If it works is business, can it also work in science, and, in particular, in our beloved field of entangled polymer dynamics? At the moment, we hold on to our ideas until they are published or presented at the conference. Some people do not present unpublished results at conferences, but majority do. Most of people are afraid that somebody will publish their ideas before they do, or will develop them further and better than they do. So can we really benefit from sharing and more openness?

This blog is an experiment designed to answer this question.
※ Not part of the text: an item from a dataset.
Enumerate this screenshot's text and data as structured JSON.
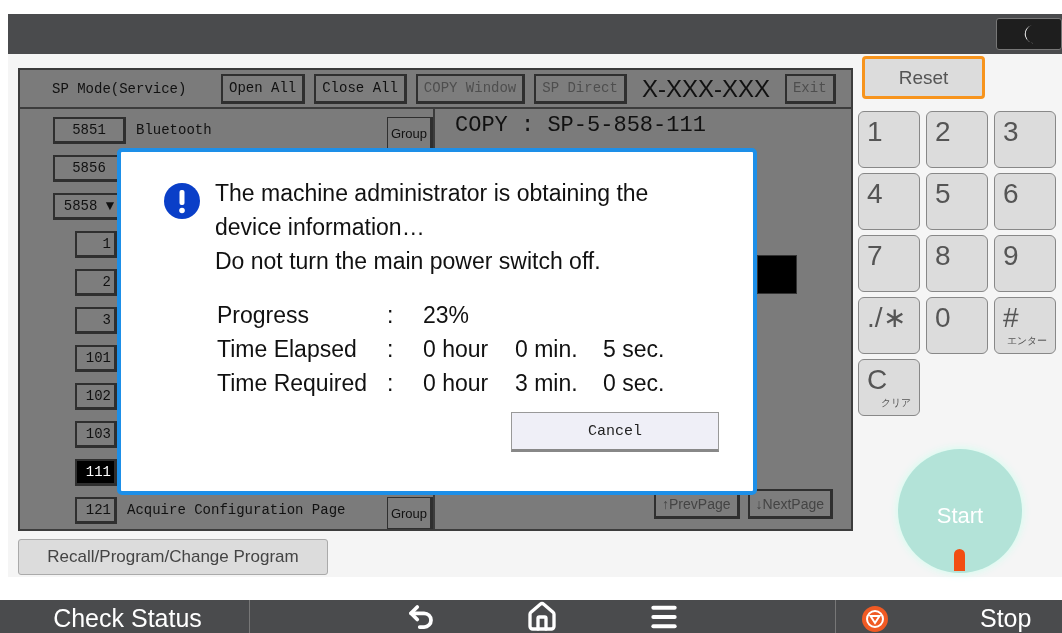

However, of course I have a bit of theory as well. This are the arguments why me and you might benefit from contributing to these pages and share your ideas with the community:

• you might have more ideas than you and your co-workers can test. In this case you can post some of them here. I can envision several possible positive outputs
1. somebody tried it already and rejected
2. somebody wants to try it and collaborate with you
   
3. somebody can criticize this idea in the comment and explain why it will not work


• you want to discuss a subject you feel passionate about and want to hear the comments from your colleagues across the world. You can do it here at leisurely pace rather than wait until the next conference and discuss it in a queue for coffee with each individual separately.
  
• You want to explain your ideas presented elsewhere in this informal forum, and to hear the feedback.

Of course I will not be able to judge whether the experiment agrees with the theory since I am a bit biased - I want it to succeed because I invested some time in it. But the potential benefits will be much bigger than that. The best possible result will be that we as a field advance faster and more effectively than other fields, and will be viewed from outside as the successful branch of science worth investing into. We might even solve the whole problem in our lifetime.